Bitcoin Global News (BGN)

September 11, 2018 -- ADVFN Crypto NewsWire -- If you know about Dogecoin, then you know that it is essentially the longest running joke project in the Crypto community. What you might not know is that Dogecoin’s creator, Jackson Palmer, is actually very serious about the growth of the industry and continues to be involved in it, in different ways.

A contemporary article by CCN attempted to shed some light on the problems that Crypto is experiencing with regards to driving widespread adoption, with the help of Palmer’s opinion on the subject.

What resulted was actually quite an interesting discussion that arguably, many Crypto projects should take note of and even act on.
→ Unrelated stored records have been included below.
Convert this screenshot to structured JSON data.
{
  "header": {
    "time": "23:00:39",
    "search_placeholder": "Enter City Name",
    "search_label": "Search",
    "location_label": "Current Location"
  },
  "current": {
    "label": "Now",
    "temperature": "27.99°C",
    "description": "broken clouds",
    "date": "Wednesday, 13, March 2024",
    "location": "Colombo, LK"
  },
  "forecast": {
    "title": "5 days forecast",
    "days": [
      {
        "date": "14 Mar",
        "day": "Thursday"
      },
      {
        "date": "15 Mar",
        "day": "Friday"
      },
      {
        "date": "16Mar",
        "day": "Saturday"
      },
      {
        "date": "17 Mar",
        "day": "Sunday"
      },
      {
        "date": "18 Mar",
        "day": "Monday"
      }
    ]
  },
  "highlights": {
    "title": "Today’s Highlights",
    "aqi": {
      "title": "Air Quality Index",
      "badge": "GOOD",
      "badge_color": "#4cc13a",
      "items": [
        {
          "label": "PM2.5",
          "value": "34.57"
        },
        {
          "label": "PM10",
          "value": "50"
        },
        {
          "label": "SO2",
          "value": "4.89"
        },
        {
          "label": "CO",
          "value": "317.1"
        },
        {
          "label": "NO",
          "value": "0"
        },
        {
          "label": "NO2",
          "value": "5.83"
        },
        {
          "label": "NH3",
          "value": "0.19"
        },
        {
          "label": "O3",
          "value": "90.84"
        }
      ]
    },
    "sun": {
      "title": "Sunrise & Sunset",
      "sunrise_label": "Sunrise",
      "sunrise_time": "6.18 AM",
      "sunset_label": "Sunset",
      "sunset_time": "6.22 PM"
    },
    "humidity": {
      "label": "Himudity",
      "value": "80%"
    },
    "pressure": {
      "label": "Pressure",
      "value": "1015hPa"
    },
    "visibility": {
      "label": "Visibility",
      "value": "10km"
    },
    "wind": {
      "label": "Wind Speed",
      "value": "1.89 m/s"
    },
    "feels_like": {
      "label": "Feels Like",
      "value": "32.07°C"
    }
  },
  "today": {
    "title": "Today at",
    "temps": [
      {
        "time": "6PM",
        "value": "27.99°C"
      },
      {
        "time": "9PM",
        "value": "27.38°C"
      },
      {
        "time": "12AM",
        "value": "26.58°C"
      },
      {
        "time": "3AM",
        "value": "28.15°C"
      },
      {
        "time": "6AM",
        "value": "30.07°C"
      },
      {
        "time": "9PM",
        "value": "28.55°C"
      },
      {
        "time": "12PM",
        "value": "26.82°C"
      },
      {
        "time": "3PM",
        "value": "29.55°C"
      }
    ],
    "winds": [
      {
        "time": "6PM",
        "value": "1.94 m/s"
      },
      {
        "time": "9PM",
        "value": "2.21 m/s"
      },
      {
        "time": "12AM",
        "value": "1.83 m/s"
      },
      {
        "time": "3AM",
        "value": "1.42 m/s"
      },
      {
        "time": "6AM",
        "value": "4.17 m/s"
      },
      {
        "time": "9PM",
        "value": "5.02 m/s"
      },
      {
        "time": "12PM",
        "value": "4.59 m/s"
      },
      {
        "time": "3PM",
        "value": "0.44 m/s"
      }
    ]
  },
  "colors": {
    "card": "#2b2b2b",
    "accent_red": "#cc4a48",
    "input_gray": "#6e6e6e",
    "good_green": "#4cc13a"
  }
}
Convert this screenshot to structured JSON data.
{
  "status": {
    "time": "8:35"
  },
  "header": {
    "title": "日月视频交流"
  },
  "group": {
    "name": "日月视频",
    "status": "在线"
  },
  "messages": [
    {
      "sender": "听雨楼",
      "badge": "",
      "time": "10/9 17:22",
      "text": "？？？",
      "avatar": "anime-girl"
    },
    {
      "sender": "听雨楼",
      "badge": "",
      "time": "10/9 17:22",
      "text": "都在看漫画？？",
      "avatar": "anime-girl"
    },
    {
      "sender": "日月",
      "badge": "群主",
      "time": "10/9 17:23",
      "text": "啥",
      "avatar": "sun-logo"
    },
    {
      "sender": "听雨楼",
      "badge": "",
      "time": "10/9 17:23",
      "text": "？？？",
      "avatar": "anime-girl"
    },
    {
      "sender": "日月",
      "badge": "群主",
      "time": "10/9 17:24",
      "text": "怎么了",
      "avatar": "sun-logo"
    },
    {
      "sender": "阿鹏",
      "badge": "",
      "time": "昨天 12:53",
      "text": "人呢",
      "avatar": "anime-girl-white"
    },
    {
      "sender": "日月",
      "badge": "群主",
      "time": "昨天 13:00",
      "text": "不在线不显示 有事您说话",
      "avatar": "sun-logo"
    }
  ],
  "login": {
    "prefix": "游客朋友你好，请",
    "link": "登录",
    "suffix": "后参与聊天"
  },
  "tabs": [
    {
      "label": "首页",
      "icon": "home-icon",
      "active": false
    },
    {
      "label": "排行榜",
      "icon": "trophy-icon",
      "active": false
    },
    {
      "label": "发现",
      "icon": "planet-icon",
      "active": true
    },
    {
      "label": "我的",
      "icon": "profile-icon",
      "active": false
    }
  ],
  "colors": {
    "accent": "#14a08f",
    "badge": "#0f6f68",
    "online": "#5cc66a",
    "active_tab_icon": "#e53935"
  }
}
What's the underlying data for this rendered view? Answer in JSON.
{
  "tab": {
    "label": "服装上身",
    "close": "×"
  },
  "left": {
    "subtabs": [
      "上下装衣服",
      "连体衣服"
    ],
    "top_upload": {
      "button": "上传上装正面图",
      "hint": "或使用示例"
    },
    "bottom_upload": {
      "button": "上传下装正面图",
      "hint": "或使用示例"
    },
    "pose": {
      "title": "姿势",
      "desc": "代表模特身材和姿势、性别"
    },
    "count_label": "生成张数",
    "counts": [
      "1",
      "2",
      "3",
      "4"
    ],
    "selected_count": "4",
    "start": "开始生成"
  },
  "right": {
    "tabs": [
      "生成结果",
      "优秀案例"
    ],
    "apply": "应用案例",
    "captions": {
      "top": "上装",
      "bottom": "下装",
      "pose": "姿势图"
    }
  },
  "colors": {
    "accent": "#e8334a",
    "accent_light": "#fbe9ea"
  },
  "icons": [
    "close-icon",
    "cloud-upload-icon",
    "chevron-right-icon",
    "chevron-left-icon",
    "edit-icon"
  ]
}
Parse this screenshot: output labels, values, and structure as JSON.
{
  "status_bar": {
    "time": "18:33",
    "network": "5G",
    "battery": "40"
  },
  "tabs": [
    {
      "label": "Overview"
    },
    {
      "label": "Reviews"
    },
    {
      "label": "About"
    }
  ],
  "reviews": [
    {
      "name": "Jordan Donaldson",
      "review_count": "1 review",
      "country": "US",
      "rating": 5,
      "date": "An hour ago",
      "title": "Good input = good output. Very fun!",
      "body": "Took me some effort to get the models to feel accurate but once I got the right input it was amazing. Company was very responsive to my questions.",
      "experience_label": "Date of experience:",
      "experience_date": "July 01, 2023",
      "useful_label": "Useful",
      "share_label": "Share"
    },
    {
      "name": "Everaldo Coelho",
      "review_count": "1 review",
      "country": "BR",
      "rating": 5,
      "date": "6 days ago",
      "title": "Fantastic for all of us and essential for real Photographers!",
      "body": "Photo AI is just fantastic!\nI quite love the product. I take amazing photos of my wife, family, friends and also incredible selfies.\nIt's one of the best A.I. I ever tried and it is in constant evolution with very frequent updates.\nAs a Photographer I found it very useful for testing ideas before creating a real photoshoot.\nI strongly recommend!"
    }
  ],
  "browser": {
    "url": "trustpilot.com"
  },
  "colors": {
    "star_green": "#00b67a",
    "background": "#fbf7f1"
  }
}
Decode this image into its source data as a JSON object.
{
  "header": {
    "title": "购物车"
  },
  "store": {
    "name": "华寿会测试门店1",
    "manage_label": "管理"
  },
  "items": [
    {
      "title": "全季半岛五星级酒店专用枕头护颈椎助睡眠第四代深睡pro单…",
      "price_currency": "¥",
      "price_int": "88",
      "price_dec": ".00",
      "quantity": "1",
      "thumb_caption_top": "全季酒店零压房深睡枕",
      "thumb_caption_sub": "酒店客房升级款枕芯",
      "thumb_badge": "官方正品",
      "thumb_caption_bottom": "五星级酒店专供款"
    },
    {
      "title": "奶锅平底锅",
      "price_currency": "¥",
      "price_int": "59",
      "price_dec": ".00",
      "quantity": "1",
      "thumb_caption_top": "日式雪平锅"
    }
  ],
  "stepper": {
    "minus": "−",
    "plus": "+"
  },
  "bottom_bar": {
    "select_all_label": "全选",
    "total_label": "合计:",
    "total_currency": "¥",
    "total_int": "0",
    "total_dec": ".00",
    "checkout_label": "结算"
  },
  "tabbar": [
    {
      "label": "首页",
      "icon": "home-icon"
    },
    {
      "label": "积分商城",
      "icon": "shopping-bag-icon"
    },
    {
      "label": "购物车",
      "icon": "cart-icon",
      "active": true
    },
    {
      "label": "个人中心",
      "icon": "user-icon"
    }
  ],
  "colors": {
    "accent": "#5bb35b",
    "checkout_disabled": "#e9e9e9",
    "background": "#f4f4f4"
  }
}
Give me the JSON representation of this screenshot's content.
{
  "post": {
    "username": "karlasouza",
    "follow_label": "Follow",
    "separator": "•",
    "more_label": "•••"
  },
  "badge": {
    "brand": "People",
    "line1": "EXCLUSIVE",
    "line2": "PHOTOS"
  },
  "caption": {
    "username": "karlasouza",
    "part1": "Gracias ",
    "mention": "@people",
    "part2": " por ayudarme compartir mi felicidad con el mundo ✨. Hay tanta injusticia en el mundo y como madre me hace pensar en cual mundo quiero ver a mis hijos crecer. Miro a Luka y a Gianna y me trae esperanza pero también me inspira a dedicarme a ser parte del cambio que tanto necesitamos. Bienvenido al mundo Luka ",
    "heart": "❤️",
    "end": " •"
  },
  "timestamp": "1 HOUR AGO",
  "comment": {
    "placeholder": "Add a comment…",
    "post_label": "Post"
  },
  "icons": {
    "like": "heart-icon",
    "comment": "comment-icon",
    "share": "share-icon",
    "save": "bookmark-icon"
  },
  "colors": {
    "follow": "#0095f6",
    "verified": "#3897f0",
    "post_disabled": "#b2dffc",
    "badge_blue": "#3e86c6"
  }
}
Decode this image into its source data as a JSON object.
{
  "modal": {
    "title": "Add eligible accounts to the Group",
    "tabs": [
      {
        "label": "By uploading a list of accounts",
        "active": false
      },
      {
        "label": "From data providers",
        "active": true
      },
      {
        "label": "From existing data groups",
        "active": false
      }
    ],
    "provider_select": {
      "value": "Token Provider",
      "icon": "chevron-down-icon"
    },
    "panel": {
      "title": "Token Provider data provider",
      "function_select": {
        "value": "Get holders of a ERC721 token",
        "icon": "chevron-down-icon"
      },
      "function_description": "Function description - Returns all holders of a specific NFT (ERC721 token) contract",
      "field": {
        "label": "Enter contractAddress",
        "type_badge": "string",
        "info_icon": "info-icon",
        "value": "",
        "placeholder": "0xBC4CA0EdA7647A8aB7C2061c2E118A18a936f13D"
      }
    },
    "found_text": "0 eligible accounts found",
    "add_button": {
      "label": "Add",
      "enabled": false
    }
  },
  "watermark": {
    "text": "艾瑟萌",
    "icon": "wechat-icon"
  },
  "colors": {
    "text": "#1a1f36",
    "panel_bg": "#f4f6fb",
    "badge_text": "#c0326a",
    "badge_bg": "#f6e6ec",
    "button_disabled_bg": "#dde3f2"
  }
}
In even beginning to understand the conclusions that were drawn in this article, it is important to first understand some lesser known truths about decentralized platforms as compared to centralized platforms. In the context of this interview that CCN did with Jackson Palmer, the most important difference to think about seems to be how to incentivize users to join each sort of platform.

In the Blockchain industry, as suggested by CCN, most companies seem to run on the assumption that users will choose the Blockchain over more centralized solutions, simply due to the ability to own their own data.

Even if we only consider the overall status of the Crypto market, it truly does not appear that this approach is working. Jackson Palmer, based on his involvement in the previously mentioned CCN piece, definitely seems to be in the camp that agrees with this sentiment.

In short, simply creating a Blockchain network and marketing it as much as possible as being better than its logical, centralized alternative is not enough. Prospective users of these products need more than these claims, even if they are backed by technical data.

The tradeoffs skew in favor of staying with trusted solutions. Why would a user leave a bank that has never made a mistake with his or her funds, for a Cryptocurrency network that has no extensive ties to his or her daily life?

What do we mean by this? Another way to think about this issue is to ask yourself: how does a traditional currency get its value? The short answer is that there is a specific supply of it, put together with a specific demand for it. Inside of this lies the fact that traditional currencies have value because governments help to maintain that value.

On top of all of this, for a traditional currency to have value, it has to be usable for anything and everything that a person needs in his or her daily life. Just think: what can’t I use a dollar for?

On the other side of things, what can you use a Cryptocurrency for? As of now, the ugly truth is that Bitcoin, Ethereum, and all of the rest are hard to use for anything outside of their industry’s walls.

In the end, until we see Cryptocurrency prices listed for everyday items like groceries, we have not quite reached the point of widespread adoption of Blockchain technologies.

To reach that point, we just might have to listen to the reasonable advice of the Jackson Palmers of the space, who are calling for mass incentivizing of prospective users to retain them and gain more, en masse.